Sunday, April 23, 2006

When celebrity comes to town, we get a babysitter

Friday night, Husband's parents came over to babysit. Can you say Date Night? I knew you could. (I :heart: the ILs!) He and I met friends for dinner and went to see David Sedaris. In DULUTH! Minnesota! I've heard him on the radio, I've got him reading his things on tape, and I've heard recordings of his readings, but there's nothing like seeing him live.

How someone his height can slouch so much is beyond me. I do believe he could walk the streets of New York (not like that, gutter brain!) and not be noticed. That's actually a useful trait for a writer, but really, it hurt my back to see him.

Did you know he wrote poetry?

Dachshund Skip from Winnipeg
Loves to hump his master's leg.
Every time he gets it up, he
Stains Bill's calf with unborn puppy.


Oh, it is to laugh.

It was an exercise in editing for me. As in: edit your shit and it will be better. I know this.
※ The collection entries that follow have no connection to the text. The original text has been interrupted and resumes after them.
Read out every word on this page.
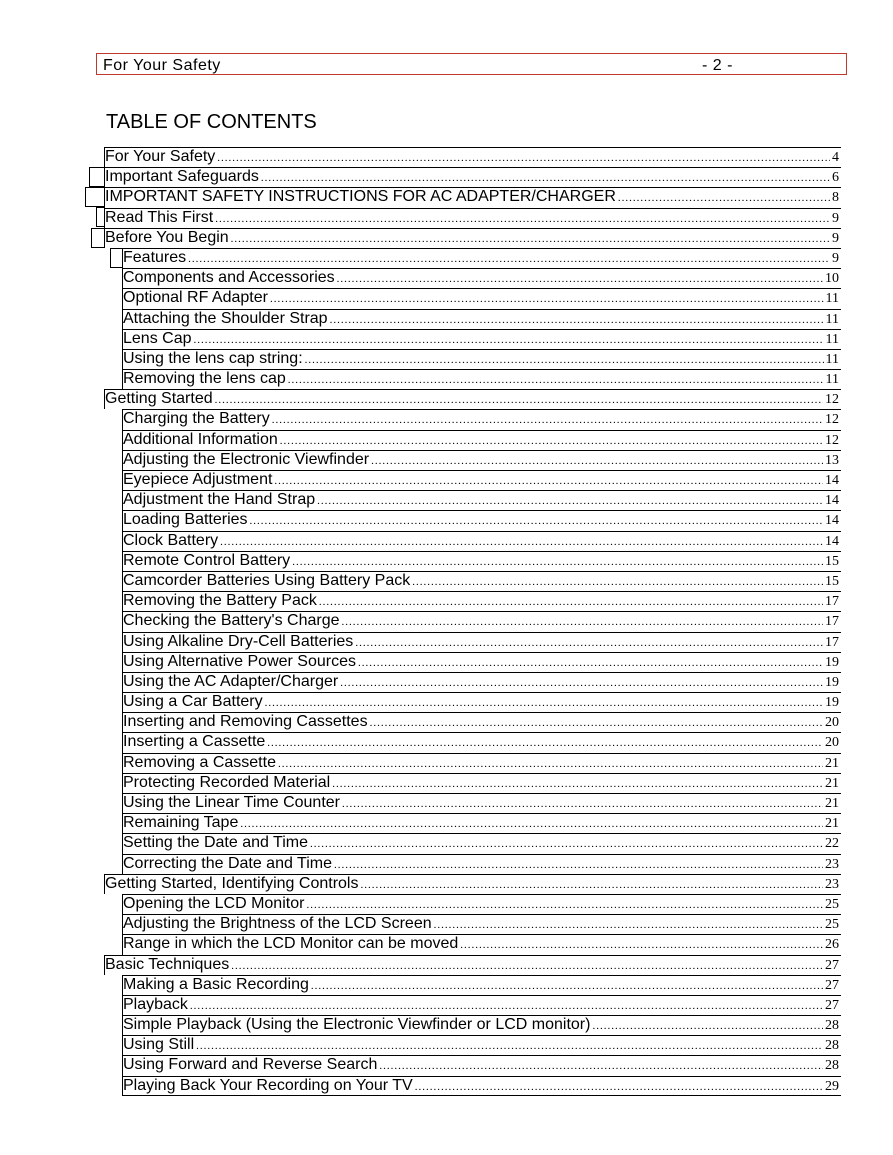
For Your Safety	- 2 -
TABLE OF CONTENTS
For Your Safety .....	4
Important Safeguards .....	6
IMPORTANT SAFETY INSTRUCTIONS FOR AC ADAPTER/CHARGER .....	8
Read This First .....	9
Before You Begin .....	9
Features .....	9
Components and Accessories .....	10
Optional RF Adapter .....	11
Attaching the Shoulder Strap .....	11
Lens Cap .....	11
Using the lens cap string: .....	11
Removing the lens cap .....	11
Getting Started .....	12
Charging the Battery .....	12
Additional Information .....	12
Adjusting the Electronic Viewfinder .....	13
Eyepiece Adjustment .....	14
Adjustment the Hand Strap .....	14
Loading Batteries .....	14
Clock Battery .....	14
Remote Control Battery .....	15
Camcorder Batteries Using Battery Pack .....	15
Removing the Battery Pack .....	17
Checking the Battery's Charge .....	17
Using Alkaline Dry-Cell Batteries .....	17
Using Alternative Power Sources .....	19
Using the AC Adapter/Charger .....	19
Using a Car Battery .....	19
Inserting and Removing Cassettes .....	20
Inserting a Cassette .....	20
Removing a Cassette .....	21
Protecting Recorded Material .....	21
Using the Linear Time Counter .....	21
Remaining Tape .....	21
Setting the Date and Time .....	22
Correcting the Date and Time .....	23
Getting Started, Identifying Controls .....	23
Opening the LCD Monitor .....	25
Adjusting the Brightness of the LCD Screen .....	25
Range in which the LCD Monitor can be moved .....	26
Basic Techniques .....	27
Making a Basic Recording .....	27
Playback .....	27
Simple Playback (Using the Electronic Viewfinder or LCD monitor) .....	28
Using Still .....	28
Using Forward and Reverse Search .....	28
Playing Back Your Recording on Your TV .....	29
I know that just barfing my posts out like I do isn't likely to produce anything spectacular, but you shouldn't edit your journals, right? The important posts I can work on and shape them carefully, but the daily "Hey, guess what happened?" posts seem like they should be off the cuff.

So they are. Suck it.

At any rate, he read the first line from a story he'd been working on but said it wasn't going in the direction he wanted, and I though to myself, "Self, he edits his work. You, too, could be like David Sedaris if you'd get off your lazy ass and put some time into your writing." So maybe I will. Watch this space for it. Maybe.